While SME finance has been recognized as a priority for the government through demonstrated efforts such as the creation of SMEDA, the SME Policy, and the more recent deployment of the MUNAFA fund, the effectiveness of these efforts has been challenged by the lack of targeting and splintering of efforts. There is need for these interventions to be closely reviewed for effectiveness to ensure that the current loan sizes and cap on on-lending pricing are having the intended reach and market impact on SMEs.Kemoh Mansaray, World Bank Senior Country Economist and lead author of the report
The report indicates that economic growth is projected to reach 4.4 % during 2022-2024 with contributions from investments (especially in mining and agriculture) on the demand side, and from agriculture, tourism, construction, and mining and manufacturing on the supply side. However, the growth outlook faces significant downside risks and uncertainties due to the war in Ukraine, global inflationary pressures, and the continued threat of COVID outbreaks. Headline inflation is expected to remain elevated in 2022 due to ongoing global supply-chain disruptions.

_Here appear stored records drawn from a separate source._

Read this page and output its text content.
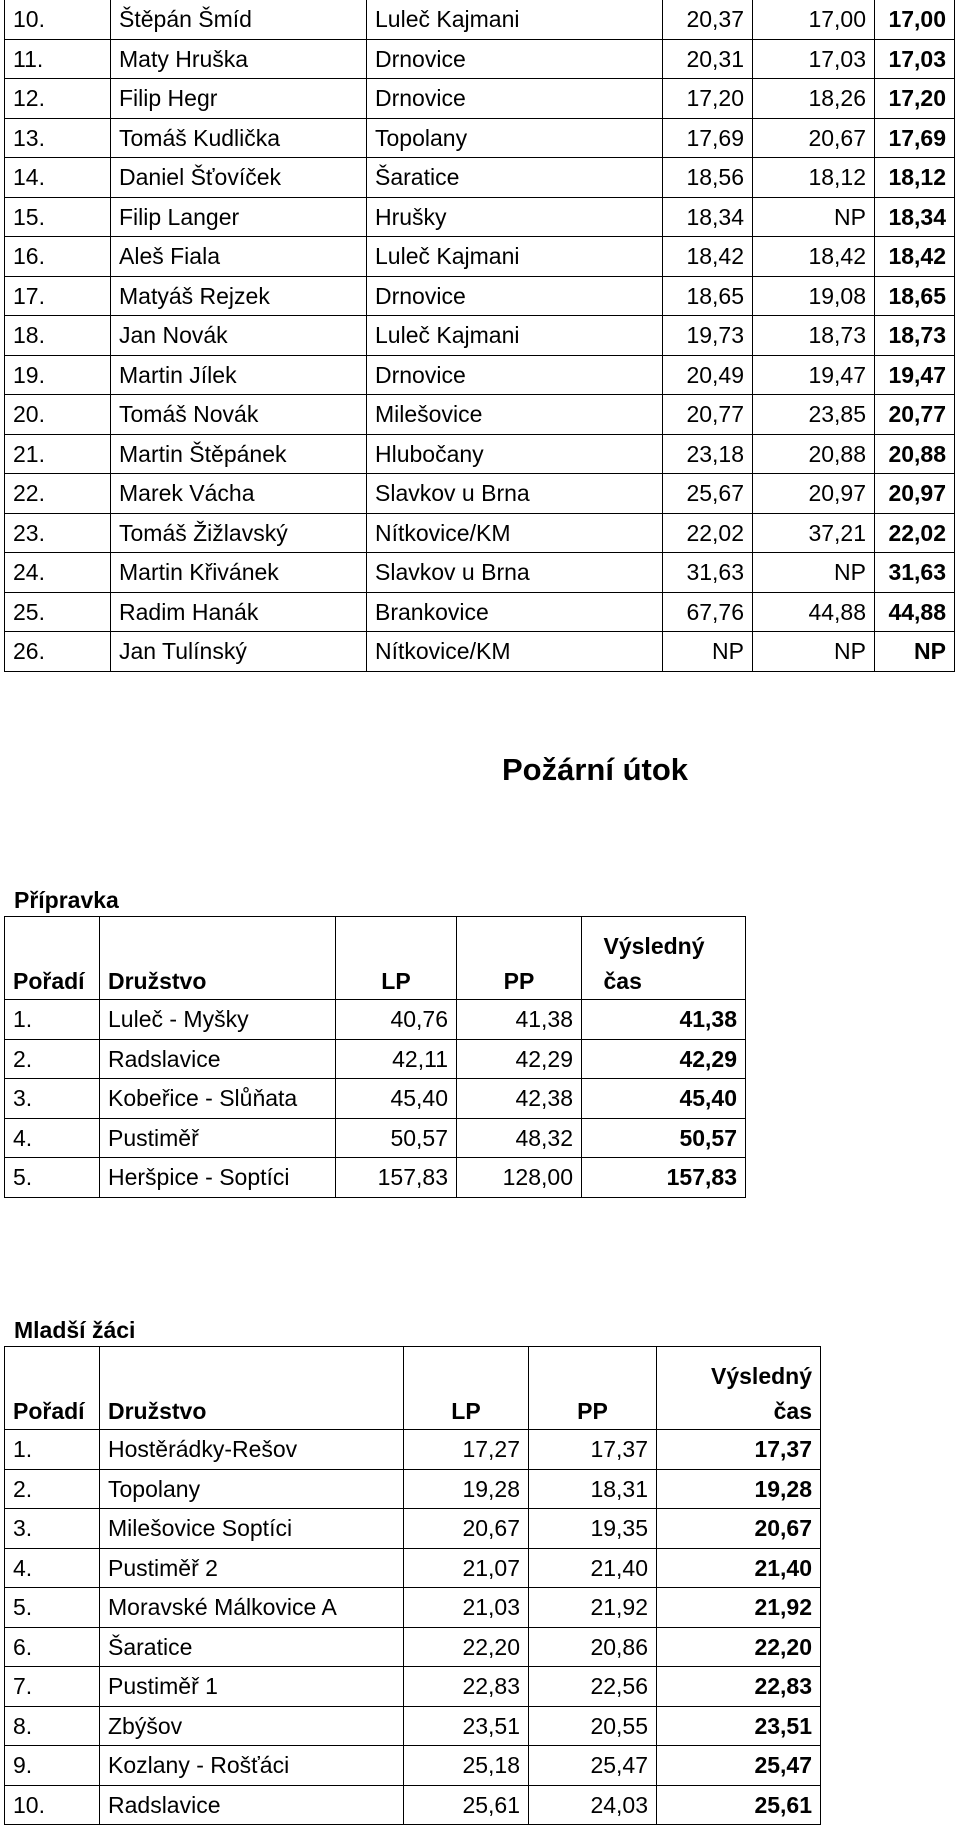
10.	Štěpán Šmíd	Luleč Kajmani	20,37	17,00	17,00
11.	Maty Hruška	Drnovice	20,31	17,03	17,03
12.	Filip Hegr	Drnovice	17,20	18,26	17,20
13.	Tomáš Kudlička	Topolany	17,69	20,67	17,69
14.	Daniel Šťovíček	Šaratice	18,56	18,12	18,12
15.	Filip Langer	Hrušky	18,34	NP	18,34
16.	Aleš Fiala	Luleč Kajmani	18,42	18,42	18,42
17.	Matyáš Rejzek	Drnovice	18,65	19,08	18,65
18.	Jan Novák	Luleč Kajmani	19,73	18,73	18,73
19.	Martin Jílek	Drnovice	20,49	19,47	19,47
20.	Tomáš Novák	Milešovice	20,77	23,85	20,77
21.	Martin Štěpánek	Hlubočany	23,18	20,88	20,88
22.	Marek Vácha	Slavkov u Brna	25,67	20,97	20,97
23.	Tomáš Žižlavský	Nítkovice/KM	22,02	37,21	22,02
24.	Martin Křivánek	Slavkov u Brna	31,63	NP	31,63
25.	Radim Hanák	Brankovice	67,76	44,88	44,88
26.	Jan Tulínský	Nítkovice/KM	NP	NP	NP
Požární útok
Přípravka
Pořadí	Družstvo	LP	PP	Výsledný čas
1.	Luleč - Myšky	40,76	41,38	41,38
2.	Radslavice	42,11	42,29	42,29
3.	Kobeřice - Slůňata	45,40	42,38	45,40
4.	Pustiměř	50,57	48,32	50,57
5.	Heršpice - Soptíci	157,83	128,00	157,83
Mladší žáci
Pořadí	Družstvo	LP	PP	Výsledný čas
1.	Hostěrádky-Rešov	17,27	17,37	17,37
2.	Topolany	19,28	18,31	19,28
3.	Milešovice Soptíci	20,67	19,35	20,67
4.	Pustiměř 2	21,07	21,40	21,40
5.	Moravské Málkovice A	21,03	21,92	21,92
6.	Šaratice	22,20	20,86	22,20
7.	Pustiměř 1	22,83	22,56	22,83
8.	Zbýšov	23,51	20,55	23,51
9.	Kozlany - Rošťáci	25,18	25,47	25,47
10.	Radslavice	25,61	24,03	25,61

While prudent policy measures are being undertaken to address the needs and financing requirements of SMEs as well as to ensure a sustainable turnaround of the economy, the report also recognizes the major role the government has in developing the sector and country’s overall economy and provides recommendations in several areas. Key reform priorities include:
- Robust performance reviews: ongoing monitoring and evaluation for government MSME programs should ensure public spending is having the intended impact for growth priorities
- National definition of MSMEs: develop a coordinated national approach to expanding access to finance for SMEs, develop and implement a uniform national definition of MSMEs and systematically expand data collection on SMEs and SME finance from government agencies and financial institutions
- Remove structural barriers: existing structural barriers must be addressed for digital financial services to be delivered to entrepreneurs, including to rural farmers and agri-businesses
- COVID crisis support: expanding social safety nets and increasing cash transfers to cover more households and firms affected by higher food and fuel prices
- Prudent fiscal management: this is crucial to strike a balance between the emerging expenditure needs and limited fiscal space
- Monetary policy: maintain balance between lowering inflationary pressure and strengthening the recovery. With inflation driven mainly by supply side shocks, tightening the policy stance too quickly could halt the recovery
In addition to investing in SMEs development, the report identifies the need to prioritize structural reforms for diversifying the economy. The reforms should focus on creating an enabling environment for the private sector to support long-term economic growth, which will in turn support determined domestic revenue mobilization.